Ainsi, la situation très dégradée des RCS outre-mer qui avait en partie justifiée la disposition de l'article 60 visant à déléguer leur gestion aux chambres de commerce et d'industrie, est aujourd'hui bien plus satisfaisante qu'à l'époque, en particulier pour les délivrances de Kbis mais aussi pour les délais d'immatriculation, dont les moins favorables n'excèdent pas deux mois et sont souvent réduits à quelques jours.

Dès lors, le temps nécessaire à la résolution des difficultés rencontrées pour mettre en oeuvre la loi n'a pas d'effet négatif sur l'économie locale et sur la vie des entreprises.

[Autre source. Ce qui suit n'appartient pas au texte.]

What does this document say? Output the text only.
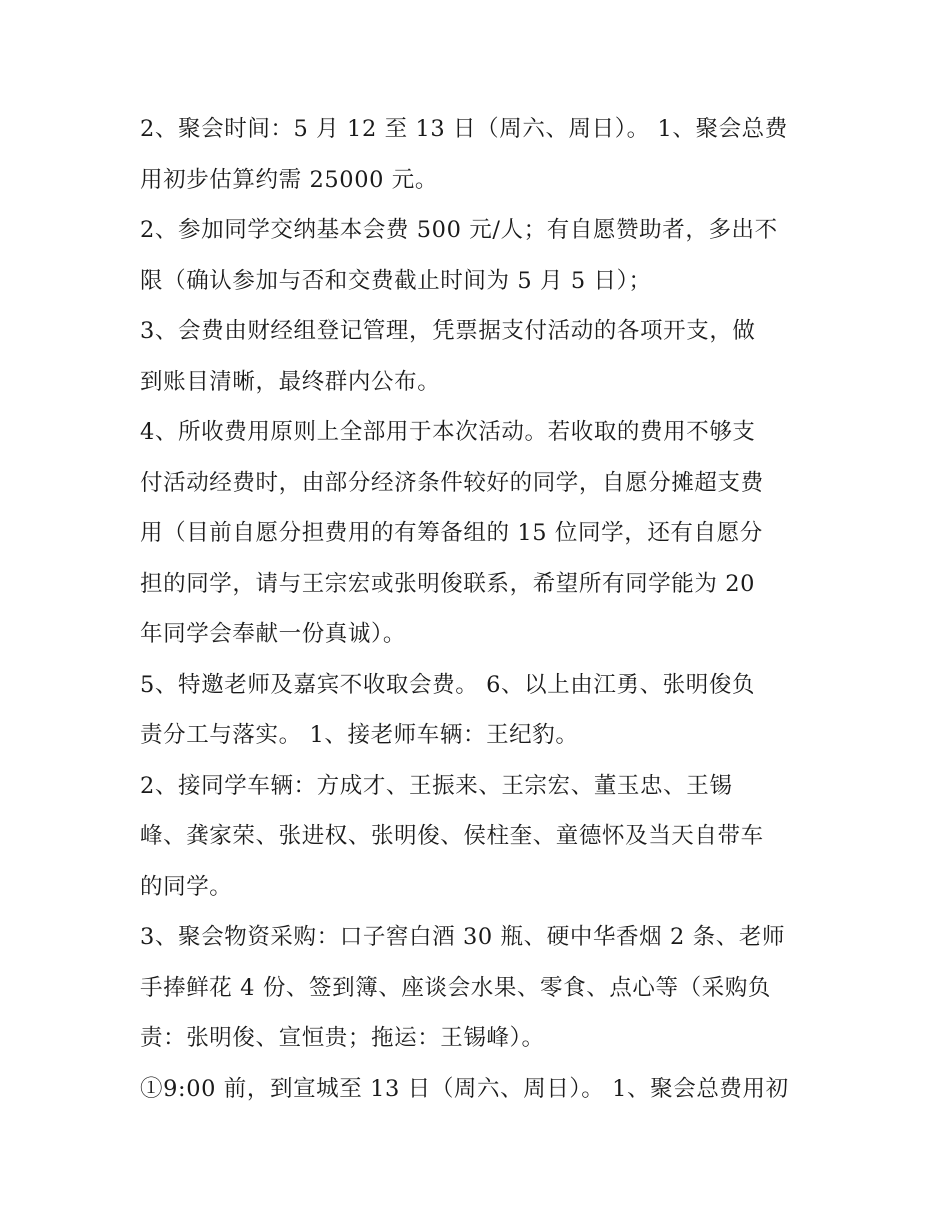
2、聚会时间：5 月 12 至 13 日（周六、周日）。 1、聚会总费
用初步估算约需 25000 元。
2、参加同学交纳基本会费 500 元/人；有自愿赞助者，多出不
限（确认参加与否和交费截止时间为 5 月 5 日）；
3、会费由财经组登记管理，凭票据支付活动的各项开支，做
到账目清晰，最终群内公布。
4、所收费用原则上全部用于本次活动。若收取的费用不够支
付活动经费时，由部分经济条件较好的同学，自愿分摊超支费
用（目前自愿分担费用的有筹备组的 15 位同学，还有自愿分
担的同学，请与王宗宏或张明俊联系，希望所有同学能为 20
年同学会奉献一份真诚）。
5、特邀老师及嘉宾不收取会费。 6、以上由江勇、张明俊负
责分工与落实。 1、接老师车辆：王纪豹。
2、接同学车辆：方成才、王振来、王宗宏、董玉忠、王锡
峰、龚家荣、张进权、张明俊、侯柱奎、童德怀及当天自带车
的同学。
3、聚会物资采购：口子窖白酒 30 瓶、硬中华香烟 2 条、老师
手捧鲜花 4 份、签到簿、座谈会水果、零食、点心等（采购负
责：张明俊、宣恒贵；拖运：王锡峰）。
①9:00 前，到宣城至 13 日（周六、周日）。 1、聚会总费用初
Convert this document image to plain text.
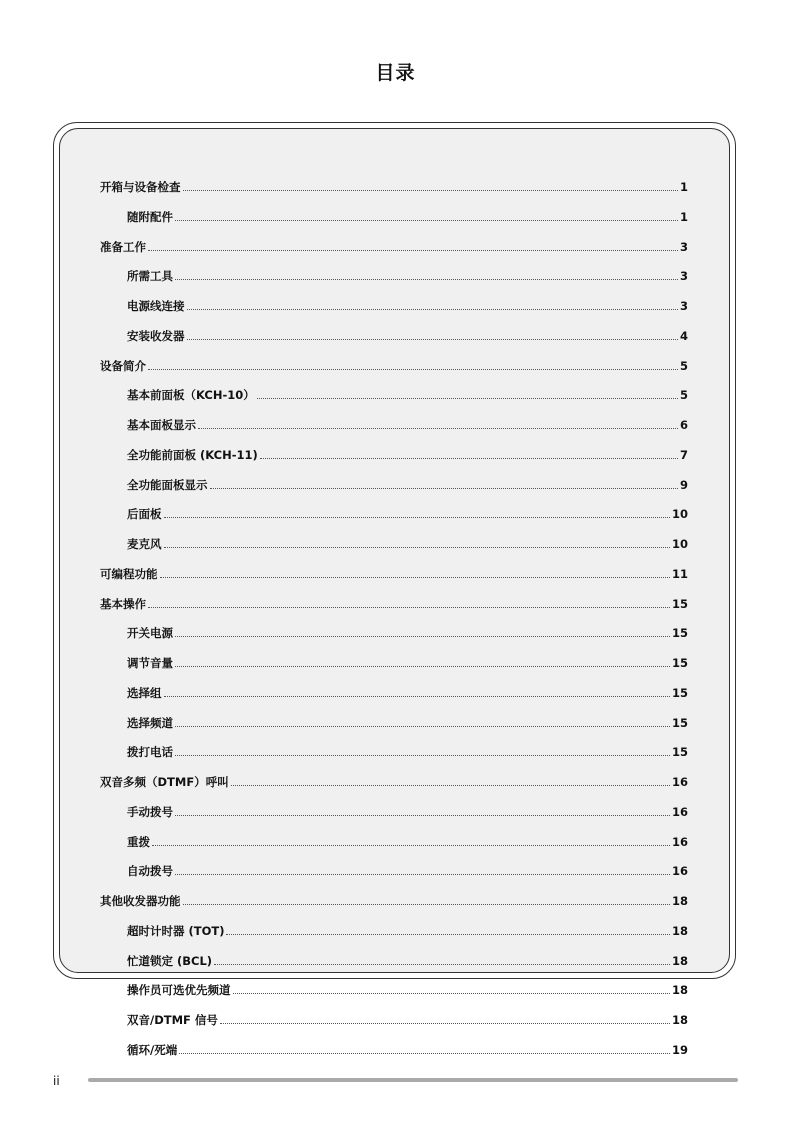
目录
开箱与设备检查	1
随附配件	1
准备工作	3
所需工具	3
电源线连接	3
安装收发器	4
设备简介	5
基本前面板（KCH-10）	5
基本面板显示	6
全功能前面板 (KCH-11)	7
全功能面板显示	9
后面板	10
麦克风	10
可编程功能	11
基本操作	15
开关电源	15
调节音量	15
选择组	15
选择频道	15
拨打电话	15
双音多频（DTMF）呼叫	16
手动拨号	16
重拨	16
自动拨号	16
其他收发器功能	18
超时计时器 (TOT)	18
忙道锁定 (BCL)	18
操作员可选优先频道	18
双音/DTMF 信号	18
循环/死端	19
ii
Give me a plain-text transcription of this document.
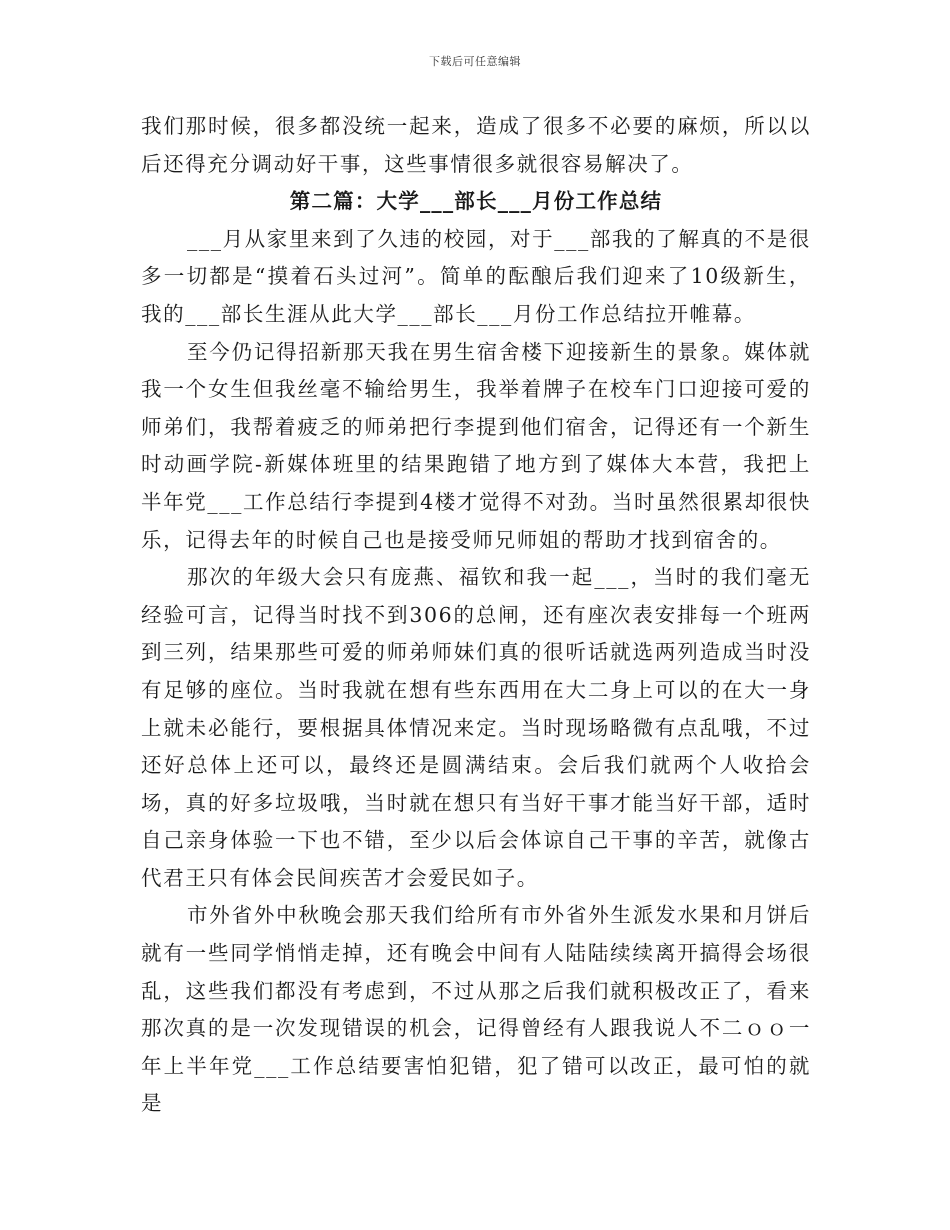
下载后可任意编辑

我们那时候，很多都没统一起来，造成了很多不必要的麻烦，所以以后还得充分调动好干事，这些事情很多就很容易解决了。

第二篇：大学___部长___月份工作总结

___月从家里来到了久违的校园，对于___部我的了解真的不是很多一切都是“摸着石头过河”。简单的酝酿后我们迎来了10级新生，我的___部长生涯从此大学___部长___月份工作总结拉开帷幕。

至今仍记得招新那天我在男生宿舍楼下迎接新生的景象。媒体就我一个女生但我丝毫不输给男生，我举着牌子在校车门口迎接可爱的师弟们，我帮着疲乏的师弟把行李提到他们宿舍，记得还有一个新生时动画学院-新媒体班里的结果跑错了地方到了媒体大本营，我把上半年党___工作总结行李提到4楼才觉得不对劲。当时虽然很累却很快乐，记得去年的时候自己也是接受师兄师姐的帮助才找到宿舍的。

那次的年级大会只有庞燕、福钦和我一起___，当时的我们毫无经验可言，记得当时找不到306的总闸，还有座次表安排每一个班两到三列，结果那些可爱的师弟师妹们真的很听话就选两列造成当时没有足够的座位。当时我就在想有些东西用在大二身上可以的在大一身上就未必能行，要根据具体情况来定。当时现场略微有点乱哦，不过还好总体上还可以，最终还是圆满结束。会后我们就两个人收拾会场，真的好多垃圾哦，当时就在想只有当好干事才能当好干部，适时自己亲身体验一下也不错，至少以后会体谅自己干事的辛苦，就像古代君王只有体会民间疾苦才会爱民如子。

市外省外中秋晚会那天我们给所有市外省外生派发水果和月饼后就有一些同学悄悄走掉，还有晚会中间有人陆陆续续离开搞得会场很乱，这些我们都没有考虑到，不过从那之后我们就积极改正了，看来那次真的是一次发现错误的机会，记得曾经有人跟我说人不二ｏｏ一年上半年党___工作总结要害怕犯错，犯了错可以改正，最可怕的就是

Enfin, une action spécifique a été mise en place pour la Guyane compte tenu des difficultés rencontrées par ce RCS. Une convention signée avec le Conseil national des greffiers des tribunaux de commerce a institué une mission de soutien et de formation par deux greffiers privés. Cette mission doit se dérouler sur site à compter du 20 juin prochain.

Pour répondre à la question de M. Patrick Hetzel sur le droit local et sur la postulation, le sénateur Bigot et mon cabinet rencontrent le 8 juin prochain le bâtonnier de Strasbourg pour discuter de cette question. De mon point de vue, il n'y a aucune raison pour que la situation actuelle évolue.